Il ruolo dell’Unhcr e dell’Oim diventa centrale nell’attuazione delle politiche volte ad impedire l’ingresso dei migranti nel territorio di uno Stato. Infatti, se il governo italiano e la stessa Ue vengono accusati di finanziare le autorità libiche, nonostante i molti dubbi che su queste ultime gravano, e con tali finanziamenti delegare ad esse il compimento di atti illegittimi, sia Roma che Bruxelles fanno continuo riferimento al ruolo svolto dai due organismi sovranazionali.

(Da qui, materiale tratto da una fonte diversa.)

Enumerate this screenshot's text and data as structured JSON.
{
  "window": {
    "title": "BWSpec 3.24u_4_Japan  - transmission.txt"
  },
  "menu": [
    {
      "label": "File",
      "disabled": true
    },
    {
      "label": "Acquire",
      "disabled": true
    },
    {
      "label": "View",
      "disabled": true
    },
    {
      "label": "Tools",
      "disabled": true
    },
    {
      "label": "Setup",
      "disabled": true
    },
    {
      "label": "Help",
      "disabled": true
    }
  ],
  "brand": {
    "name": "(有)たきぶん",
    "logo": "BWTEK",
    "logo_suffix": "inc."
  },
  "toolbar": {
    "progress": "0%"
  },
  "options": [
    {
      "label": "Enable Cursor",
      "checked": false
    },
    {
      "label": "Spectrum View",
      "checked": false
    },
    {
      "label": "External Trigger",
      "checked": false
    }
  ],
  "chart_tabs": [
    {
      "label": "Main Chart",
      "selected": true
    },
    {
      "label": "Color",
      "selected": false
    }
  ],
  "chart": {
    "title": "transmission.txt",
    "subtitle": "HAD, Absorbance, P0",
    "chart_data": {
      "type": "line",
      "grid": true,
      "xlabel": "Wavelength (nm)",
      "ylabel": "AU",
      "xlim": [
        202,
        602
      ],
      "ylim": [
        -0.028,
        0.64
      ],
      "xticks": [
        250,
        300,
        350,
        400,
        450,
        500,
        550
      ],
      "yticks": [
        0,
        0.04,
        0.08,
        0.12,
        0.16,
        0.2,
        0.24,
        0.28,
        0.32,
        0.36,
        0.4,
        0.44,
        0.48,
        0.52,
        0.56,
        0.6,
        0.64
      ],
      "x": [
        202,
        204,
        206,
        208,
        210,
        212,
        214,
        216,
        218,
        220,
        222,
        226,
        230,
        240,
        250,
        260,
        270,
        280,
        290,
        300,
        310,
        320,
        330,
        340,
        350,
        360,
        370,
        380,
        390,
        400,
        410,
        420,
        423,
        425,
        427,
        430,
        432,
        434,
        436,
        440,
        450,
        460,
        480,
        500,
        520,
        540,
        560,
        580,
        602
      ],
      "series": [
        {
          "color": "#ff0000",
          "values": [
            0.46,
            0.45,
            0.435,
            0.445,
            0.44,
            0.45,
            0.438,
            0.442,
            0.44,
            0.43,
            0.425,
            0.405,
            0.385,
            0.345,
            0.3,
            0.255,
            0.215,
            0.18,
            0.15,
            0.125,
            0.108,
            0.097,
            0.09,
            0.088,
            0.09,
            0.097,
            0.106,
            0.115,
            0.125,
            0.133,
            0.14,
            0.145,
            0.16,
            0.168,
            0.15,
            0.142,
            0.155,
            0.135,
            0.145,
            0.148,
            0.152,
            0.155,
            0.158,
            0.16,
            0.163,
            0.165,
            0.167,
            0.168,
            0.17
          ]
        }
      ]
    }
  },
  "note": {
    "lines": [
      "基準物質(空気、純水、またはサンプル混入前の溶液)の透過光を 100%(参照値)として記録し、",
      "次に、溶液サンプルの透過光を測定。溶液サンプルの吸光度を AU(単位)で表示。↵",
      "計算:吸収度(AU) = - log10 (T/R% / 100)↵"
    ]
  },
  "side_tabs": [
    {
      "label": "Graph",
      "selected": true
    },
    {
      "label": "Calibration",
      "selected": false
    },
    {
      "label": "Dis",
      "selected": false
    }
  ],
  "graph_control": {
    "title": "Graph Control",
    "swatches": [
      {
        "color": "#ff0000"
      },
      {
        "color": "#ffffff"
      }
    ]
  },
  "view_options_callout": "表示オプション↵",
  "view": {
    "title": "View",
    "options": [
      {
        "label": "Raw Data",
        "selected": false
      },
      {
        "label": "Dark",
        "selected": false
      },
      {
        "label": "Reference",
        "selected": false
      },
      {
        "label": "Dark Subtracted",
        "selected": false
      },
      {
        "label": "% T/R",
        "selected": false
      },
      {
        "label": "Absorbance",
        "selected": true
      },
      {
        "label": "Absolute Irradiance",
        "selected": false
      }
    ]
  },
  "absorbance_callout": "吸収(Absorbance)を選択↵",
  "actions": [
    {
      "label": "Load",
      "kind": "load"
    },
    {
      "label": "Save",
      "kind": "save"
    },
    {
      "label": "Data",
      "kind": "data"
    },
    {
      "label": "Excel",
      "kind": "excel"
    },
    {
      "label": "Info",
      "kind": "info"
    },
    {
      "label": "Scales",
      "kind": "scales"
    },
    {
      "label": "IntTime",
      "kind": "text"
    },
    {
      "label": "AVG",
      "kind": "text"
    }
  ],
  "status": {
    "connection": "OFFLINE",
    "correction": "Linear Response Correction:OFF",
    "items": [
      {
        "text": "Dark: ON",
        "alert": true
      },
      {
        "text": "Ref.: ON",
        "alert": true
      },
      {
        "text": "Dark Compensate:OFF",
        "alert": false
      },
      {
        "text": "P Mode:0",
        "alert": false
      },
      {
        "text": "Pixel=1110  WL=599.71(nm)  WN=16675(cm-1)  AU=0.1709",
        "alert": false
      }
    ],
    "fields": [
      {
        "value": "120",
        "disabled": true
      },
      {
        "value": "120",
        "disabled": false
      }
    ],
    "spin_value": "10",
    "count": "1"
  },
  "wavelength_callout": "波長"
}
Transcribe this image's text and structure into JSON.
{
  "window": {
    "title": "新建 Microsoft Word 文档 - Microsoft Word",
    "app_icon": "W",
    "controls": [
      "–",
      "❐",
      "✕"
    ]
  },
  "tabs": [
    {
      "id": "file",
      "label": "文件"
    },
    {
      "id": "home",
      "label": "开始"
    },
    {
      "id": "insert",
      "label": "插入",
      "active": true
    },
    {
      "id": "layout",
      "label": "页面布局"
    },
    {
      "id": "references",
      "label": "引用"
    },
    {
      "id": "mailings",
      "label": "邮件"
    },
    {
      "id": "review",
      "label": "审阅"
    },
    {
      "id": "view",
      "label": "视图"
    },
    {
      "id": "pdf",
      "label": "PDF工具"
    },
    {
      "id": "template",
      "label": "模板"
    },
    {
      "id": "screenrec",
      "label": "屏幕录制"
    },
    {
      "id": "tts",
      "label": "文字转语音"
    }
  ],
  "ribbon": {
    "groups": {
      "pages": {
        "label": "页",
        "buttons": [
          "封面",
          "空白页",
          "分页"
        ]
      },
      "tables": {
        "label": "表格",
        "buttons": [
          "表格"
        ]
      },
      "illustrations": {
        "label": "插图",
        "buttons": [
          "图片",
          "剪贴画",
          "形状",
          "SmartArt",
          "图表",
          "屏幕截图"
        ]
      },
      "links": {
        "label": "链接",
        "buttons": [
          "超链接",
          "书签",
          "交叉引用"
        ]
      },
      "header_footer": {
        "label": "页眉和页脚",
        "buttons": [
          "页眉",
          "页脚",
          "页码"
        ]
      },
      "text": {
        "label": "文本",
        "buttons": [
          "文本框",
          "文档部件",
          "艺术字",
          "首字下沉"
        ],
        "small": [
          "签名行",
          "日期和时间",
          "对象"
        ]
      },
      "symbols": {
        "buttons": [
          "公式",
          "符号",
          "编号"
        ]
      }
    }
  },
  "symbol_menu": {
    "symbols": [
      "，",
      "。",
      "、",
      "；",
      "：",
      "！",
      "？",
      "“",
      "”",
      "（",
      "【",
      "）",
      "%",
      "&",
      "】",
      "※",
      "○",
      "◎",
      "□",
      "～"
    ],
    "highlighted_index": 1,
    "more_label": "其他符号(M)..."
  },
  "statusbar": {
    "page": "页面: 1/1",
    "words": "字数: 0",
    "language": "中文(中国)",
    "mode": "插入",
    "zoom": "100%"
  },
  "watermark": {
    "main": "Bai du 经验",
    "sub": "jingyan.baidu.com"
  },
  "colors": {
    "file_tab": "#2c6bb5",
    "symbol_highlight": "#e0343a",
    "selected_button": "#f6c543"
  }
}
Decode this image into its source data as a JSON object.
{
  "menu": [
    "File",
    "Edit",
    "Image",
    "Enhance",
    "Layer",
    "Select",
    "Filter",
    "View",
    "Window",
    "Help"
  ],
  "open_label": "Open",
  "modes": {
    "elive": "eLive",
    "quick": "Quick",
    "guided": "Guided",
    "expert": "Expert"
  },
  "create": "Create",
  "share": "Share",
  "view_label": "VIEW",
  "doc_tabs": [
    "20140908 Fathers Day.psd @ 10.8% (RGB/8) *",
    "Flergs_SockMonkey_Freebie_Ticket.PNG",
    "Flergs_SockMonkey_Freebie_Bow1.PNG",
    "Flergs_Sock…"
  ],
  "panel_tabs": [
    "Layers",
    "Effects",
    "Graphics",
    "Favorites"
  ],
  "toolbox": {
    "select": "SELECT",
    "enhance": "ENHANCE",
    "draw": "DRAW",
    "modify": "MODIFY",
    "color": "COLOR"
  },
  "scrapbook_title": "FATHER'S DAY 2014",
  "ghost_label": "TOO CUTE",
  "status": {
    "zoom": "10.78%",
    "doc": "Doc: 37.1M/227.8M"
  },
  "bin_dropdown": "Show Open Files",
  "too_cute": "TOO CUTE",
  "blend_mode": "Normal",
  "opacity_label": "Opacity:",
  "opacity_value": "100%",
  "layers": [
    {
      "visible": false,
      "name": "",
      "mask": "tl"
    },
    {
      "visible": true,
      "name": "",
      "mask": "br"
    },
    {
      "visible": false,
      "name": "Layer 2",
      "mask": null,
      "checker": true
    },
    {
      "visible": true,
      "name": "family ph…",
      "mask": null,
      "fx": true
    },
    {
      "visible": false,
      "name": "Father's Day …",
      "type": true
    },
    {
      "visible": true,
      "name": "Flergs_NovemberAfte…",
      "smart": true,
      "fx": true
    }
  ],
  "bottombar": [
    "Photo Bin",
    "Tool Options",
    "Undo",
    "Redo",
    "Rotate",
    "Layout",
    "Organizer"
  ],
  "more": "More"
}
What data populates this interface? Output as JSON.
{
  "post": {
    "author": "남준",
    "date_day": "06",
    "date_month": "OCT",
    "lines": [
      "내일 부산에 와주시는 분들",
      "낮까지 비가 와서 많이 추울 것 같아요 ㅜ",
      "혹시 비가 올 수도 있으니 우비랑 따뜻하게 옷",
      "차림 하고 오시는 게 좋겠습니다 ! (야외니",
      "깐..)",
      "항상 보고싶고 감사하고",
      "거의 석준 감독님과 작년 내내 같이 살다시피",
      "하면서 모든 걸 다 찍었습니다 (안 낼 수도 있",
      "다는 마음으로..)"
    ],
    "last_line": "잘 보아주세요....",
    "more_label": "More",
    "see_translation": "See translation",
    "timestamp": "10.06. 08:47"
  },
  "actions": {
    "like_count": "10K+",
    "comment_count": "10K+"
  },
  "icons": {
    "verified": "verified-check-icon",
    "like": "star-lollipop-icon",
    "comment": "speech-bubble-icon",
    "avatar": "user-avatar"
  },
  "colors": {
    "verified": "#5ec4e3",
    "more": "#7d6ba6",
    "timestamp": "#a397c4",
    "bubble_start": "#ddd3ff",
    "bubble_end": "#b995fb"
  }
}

Dal punto di vista degli Stati membri e dell’Europa, le due organizzazioni dovrebbero favorire l’innalzamento degli standard qualitativi dei centri di accoglienza dislocati in territorio libico e fornire assistenza a quei soggetti bloccati nel tentativo di attraversata e riportati indietro. Concezione errata e di risultato fallimentare se andiamo ad osservare l’impatto che gli interventi umanitari hanno sul trattamento a cui sono sottoposti i migranti.
Analizzando le varie misure adottate nel corso degli ultimi anni, pare chiaro che l’obiettivo dei Paesi europei sia quello di “filtrare fisicamente” l’ingresso dei migranti attraverso l’uso dei campi di accoglienza/detenzione in territorio africano. Attraverso accordi tra i Paesi della sponda Nord e quelli della sponda Sud si tenta di attuare una gestione, per quanto complessa, delle frontiere al sud della Libia e al rimpatrio dei migranti dalla Libia stessa verso quei Paesi ritenuti di provenienza, fra tutti il Ciad, il Sudan e il Niger. Dal 2014 la Libia è il principale Paese di transito per i migranti che partendo dall’Africa sub-sahariana tentano di arrivare in Europa. Le norme libiche in materia di migrazioni sono alquanto povere. L’ordinamento libico non riconosce nessuna distinzione tra migranti irregolari e richiedenti asilo: tutti sono considerati migranti illegali e per questo punibili con la reclusione.
L’esternalizzazione realizzata attraverso accordi con Stati terzi non esonera teoricamente gli Stati di destinazione dal rispetto degli obblighi del diritto internazionale. Ciò riguarda anche l’Italia. Ci si chiede allora se le violazioni dei diritti umani che i migranti subiscono a causa della gestione dall’esterno dei confini non sia imputabile anche ai Paesi di destinazione. Se così fosse sia l’Ue che i singoli Stati membri (Italia inclusa) potrebbero essere ritenuti responsabili in parte per le violazioni subite dai migranti all’interno dei centri di detenzione libici e per non aver fatto nulla fino ad oggi per cambiare tale situazione.